Deuxio et c’est la conséquence du premier point, il devra proposer mieux que ce dont avaient accouché les processus de Nairobi (EAC) et de Luanda (UA) qui ont démontré les limites d’une médiation exclusivement interétatique. Oui, impulser une médiation plus inclusive, intégrant les représentants des communautés victimes, des groupes armés locaux prêts au désarmement, et de la société civile congolaise, entre autres. Le principal défi, c’est engager une course contre la montre. Le temps étant loin d’être un allié du président togolais, à l’aune des attentes de tout un continent sur des résultats rapides mais pas éphémères ni trompeurs.
Plusieurs fois désabusée, l’opinion publique congolaise, épuisée par les promesses creuses, réclame des gestes concrets : cessez-le-feu respectés, retraits de troupes, réouverture des routes, retour des déplacés. Faure Gnassingbé devra démontrer sa capacité à transformer les mots en mécanismes, et les engagements en actions. D’où cette question qui taraude les esprits : Faure Gnassingbé pourrait-il réussir là où les autres ont échoué ?
Si dire que cette mission est difficile est un pur euphémisme, certains facteurs pourraient, favoriser la réussite du mandat de bons offices du président togolais. La diplomatie togolaise incarnée par Faure Essozimna Gnassingbé, est reconnue pour sa discrétion et son efficacité.
Depuis plusieurs années, Lomé a su se positionner comme une plateforme de dialogue crédible en Afrique de l’Ouest et au-delà. Pour avoir hébergé plusieurs négociations sensibles: conflits interethniques, processus de paix, libérations d’otages, dans un passé encore récent. Grâce à une équipe rodée, et un style de diplomatie qui privilégie la discrétion, la patience et le résultat.
Également, l’échec progressif des initiatives régionales et le retrait annoncé de la MONUSCO créent un vide, accroissant les craintes d’un enlisement du conflit d’un côté, tandis que de l’autre, l’essoufflement du M23 et les tensions internes au Rwanda semblent offrir une fenêtre ouverte à une énième tentative de médiation.
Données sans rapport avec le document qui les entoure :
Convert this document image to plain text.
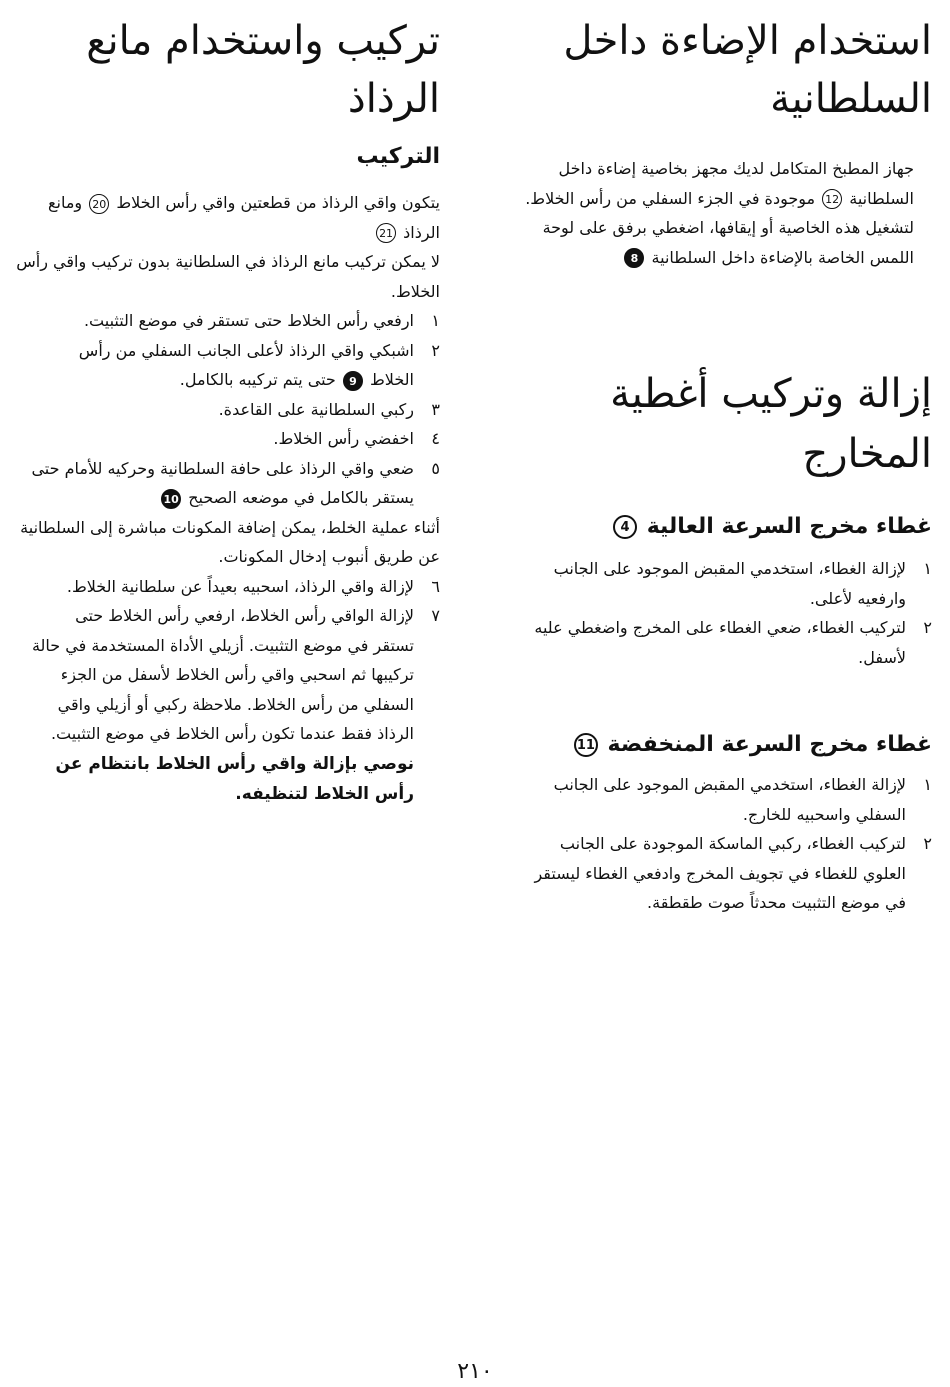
استخدام الإضاءة داخل السلطانية

جهاز المطبخ المتكامل لديك مجهز بخاصية إضاءة داخل السلطانية 12 موجودة في الجزء السفلي من رأس الخلاط.

لتشغيل هذه الخاصية أو إيقافها، اضغطي برفق على لوحة اللمس الخاصة بالإضاءة داخل السلطانية 8

إزالة وتركيب أغطية المخارج
غطاء مخرج السرعة العالية 4
١
لإزالة الغطاء، استخدمي المقبض الموجود على الجانب وارفعيه لأعلى.
٢
لتركيب الغطاء، ضعي الغطاء على المخرج واضغطي عليه لأسفل.
غطاء مخرج السرعة المنخفضة 11
١
لإزالة الغطاء، استخدمي المقبض الموجود على الجانب السفلي واسحبيه للخارج.
٢
لتركيب الغطاء، ركبي الماسكة الموجودة على الجانب العلوي للغطاء في تجويف المخرج وادفعي الغطاء ليستقر في موضع التثبيت محدثاً صوت طقطقة.
تركيب واستخدام مانع الرذاذ
التركيب

يتكون واقي الرذاذ من قطعتين واقي رأس الخلاط 20 ومانع الرذاذ 21

لا يمكن تركيب مانع الرذاذ في السلطانية بدون تركيب واقي رأس الخلاط.

١
ارفعي رأس الخلاط حتى تستقر في موضع التثبيت.
٢
اشبكي واقي الرذاذ لأعلى الجانب السفلي من رأس الخلاط 9 حتى يتم تركيبه بالكامل.
٣
ركبي السلطانية على القاعدة.
٤
اخفضي رأس الخلاط.
٥
ضعي واقي الرذاذ على حافة السلطانية وحركيه للأمام حتى يستقر بالكامل في موضعه الصحيح 10

أثناء عملية الخلط، يمكن إضافة المكونات مباشرة إلى السلطانية عن طريق أنبوب إدخال المكونات.

٦
لإزالة واقي الرذاذ، اسحبيه بعيداً عن سلطانية الخلاط.
٧
لإزالة الواقي رأس الخلاط، ارفعي رأس الخلاط حتى تستقر في موضع التثبيت. أزيلي الأداة المستخدمة في حالة تركيبها ثم اسحبي واقي رأس الخلاط لأسفل من الجزء السفلي من رأس الخلاط. ملاحظة ركبي أو أزيلي واقي الرذاذ فقط عندما تكون رأس الخلاط في موضع التثبيت.

نوصي بإزالة واقي رأس الخلاط بانتظام عن رأس الخلاط لتنظيفه.

٢١٠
Faure Gnassingbé pourrait profiter de cette dynamique pour proposer sa solution de sortie de crise.
Avec une légitimité renforcée par la reconnaissance continentale, il a des cartes à jouer. Mais il faudra faire vite. Car si le président togolais n’est pas un prestidigitateur, il est peut-être le dernier médiateur à qui toutes les parties sont prêtes à parler sans faire crépiter les armes. C’est-à-dire, dans un contexte souhaité d’un cessez-le-feu. Ce n’est certes pas beaucoup. Mais c’est peut-être suffisant pour enclencher un mouvement vers la paix.
Si cette mission échoue, c’est la régionalisation totale du conflit qui guette. En revanche, si elle réussit, elle redonnera espoir à des millions de Congolais et renforcera la place du Togo dans l’histoire de la construction voire consolidation de la paix africaine.
Prenons un pari pour la paix ! Alors, Monsieur le Président, à vous la parole.